German Lebkuchen , or honey molasses gingerbread cut out cookies, have been a tradition in my family for a long time. They are such a fun Christmas cookie to make. And eat!
When I was a little kid I loved going to my grandparents house because they always had a wide variety of Lebkuchen cookies. They would always give us one of the HUGE heart shaped ones that were frosted with decorations and "Ich Libe Dich" ( I love you) written on them in icing. Those were thick softer lebkuchen cookies.
They also had little round ones that were iced with a lemony glaze and crispier, almost gingersnap like, with icing on them. I am a fan of all versions of these cookies.
I roll these thick and just slightly underbake so they aren't too crispy, still a little soft, but not as soft as the biscuit kind of Lebkuchen. I ice with a basic royal icing that sets up firm. These are really good with a cup of coffee.
The big heart shaped Lebkuchen we had as kids were always hung on the Christmas tree. Another German Christmas tradition. Unlike the pickle ornament - that one is not a German christmas tradition!
I made some of the lebkuchen cookies with holes to tie string through so they too could be hung on the tree as ornaments. You can use metal straw, skinny end of a chopstick or even a round piping tip to make the holes.
One great thing about this batter is that it doesn't spread when baked so the precut holes don't close up. The spices in these cookies help make the tree smell extra good and christmassy. Better than a tree shaped car freshener!
Another fun way to make these cookies is to number them 1-24 to have an edible advent calendar! A cookie a day until Christmas? Sign me up!

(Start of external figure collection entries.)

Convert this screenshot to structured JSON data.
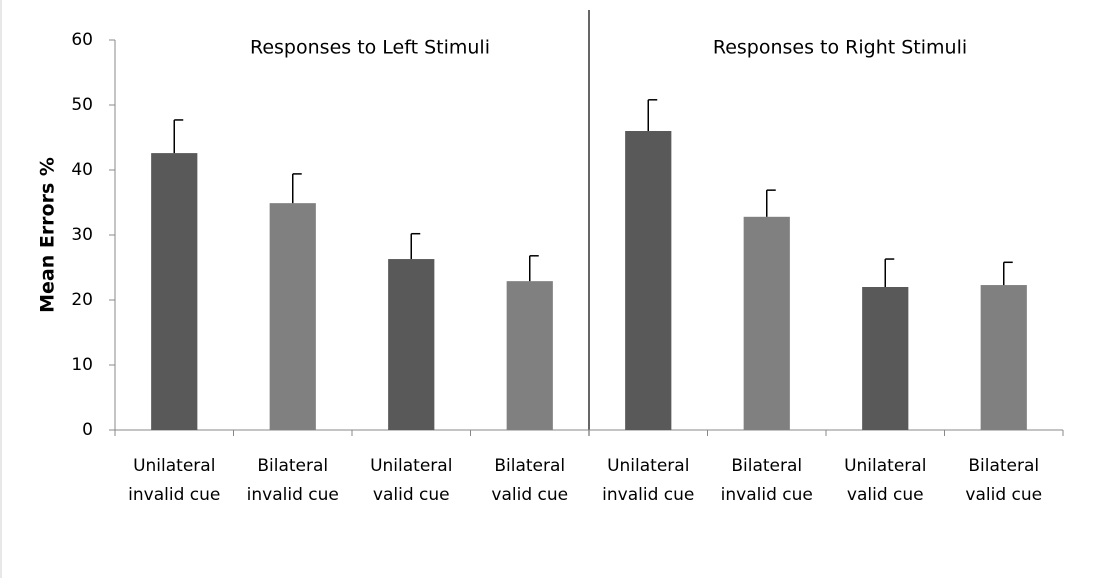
{
  "chart_data": {
    "type": "bar",
    "y_label": "Mean Errors %",
    "annotations": [
      "Responses to Left Stimuli",
      "Responses to Right Stimuli"
    ],
    "categories": [
      [
        "Unilateral",
        "invalid cue"
      ],
      [
        "Bilateral",
        "invalid cue"
      ],
      [
        "Unilateral",
        "valid cue"
      ],
      [
        "Bilateral",
        "valid cue"
      ],
      [
        "Unilateral",
        "invalid cue"
      ],
      [
        "Bilateral",
        "invalid cue"
      ],
      [
        "Unilateral",
        "valid cue"
      ],
      [
        "Bilateral",
        "valid cue"
      ]
    ],
    "values": [
      42.6,
      34.9,
      26.3,
      22.9,
      46.0,
      32.8,
      22.0,
      22.3
    ],
    "errors": [
      5.1,
      4.5,
      3.9,
      3.9,
      4.8,
      4.1,
      4.3,
      3.5
    ],
    "colors": [
      "#595959",
      "#808080",
      "#595959",
      "#808080",
      "#595959",
      "#808080",
      "#595959",
      "#808080"
    ],
    "ylim": [
      0,
      60
    ],
    "yticks": [
      0,
      10,
      20,
      30,
      40,
      50,
      60
    ]
  }
}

German Lebkuchen Cookies (Honey Molasses Gingerbread)
- ½ cup molasses
- ½ cup plus 1 tablespoon honey
- ¾ cup unsalted butter at room temperature
- ¼ cup brown sugar
- 1 teaspoon vanilla extract
- 1 teaspoon lemon zest
- ½ teaspoon orange zest
- 2 large eggs room temperature
- ⅓ cup cocoa powder
- 1 tablespoon ground ginger
- 1 teaspoon ground cinnamon
- ¼ teaspoon ground nutmeg
- ¼ teaspoon ground cloves
- ⅛ teaspoon allspice
- ⅛ teaspoon cardamom
- 3-4 cups all purpose flour divided (three to four cups, divided, some is for the dough, some for rolling)
- 1 teaspoon baking soda
- ½ teaspoon salt
For the Royal Icing:
- 1 tablespoon meringue powder
- 1 cup powdered sugar
- ½ teaspoon vanilla extract
- ⅛ cup warm water
- Heat the honey and molasses together until simmering, stirring well. Let cool 10 minutes.
- In a bowl of a stand mixer cream together butter and sugar. Add in molasses and honey mixture and mix well. Add in the zests and vanilla and mix for another minute. Next, add in the eggs one at a time, mixing well after each addition.
- In another bowl whisk together the cocoa powder, spices, 3 (three) cups of the flour, baking soda and salt. Add this to the butter mixture and mix until combined. The dough will be very sticky. Add in more flour one tablespoon at a time until tacky but doesn’t stick to your fingers. Divide dough into two parts and flatten into about six inch round disks. Wrap in plastic wrap and chill for 24 hours.
- When ready to bake preheat oven to 350 Deg. F. Line cookie sheets with parchment.
- Let the dough thaw until not quite room temperature, still cool to the touch but able to roll out. Roll out one disk at a time on a piece of wax paper, dusting with flour or cocoa powder to keep from sticking to the paper and your rolling pin, to ⅓” thick. Keep the other one chilled until ready to use.
- Cut out with cutters and place on prepared cookie sheets. Dip the cutters into flour or cocoa before pressing into the dough to keep them from sticking. Bake each batch for 8 minutes ( you want to slightly under bake to keep them soft) transferring immediately to wire cooling racks once out of the oven. When cooled completely decorate with stiff royal icing.
To make the royal icing:
- Mix all the ingredients in a stand mixer fitted with the whisk attachment on low speed until combined, then raise speed on medium high for 5-7 minutes or until fluffy and the frosting holds stiff peaks.
- Add in more warm water a teaspoon at a time until piping consistency is reached. Drag a knife through the frosting and if it takes 20 seconds for the line to blend back in with the frosting that will be stiff enough to pipe on designs. This frosting dries stiff very quickly so when working with it keep a damp paper towel over the bowl. You can make the icing while the cookies are baking and cooling. Keep chilled with a damp paper towel over the top until ready to use. You can make the icing a day ahead of time and keep in an airtight container in the refrigerator until ready to use.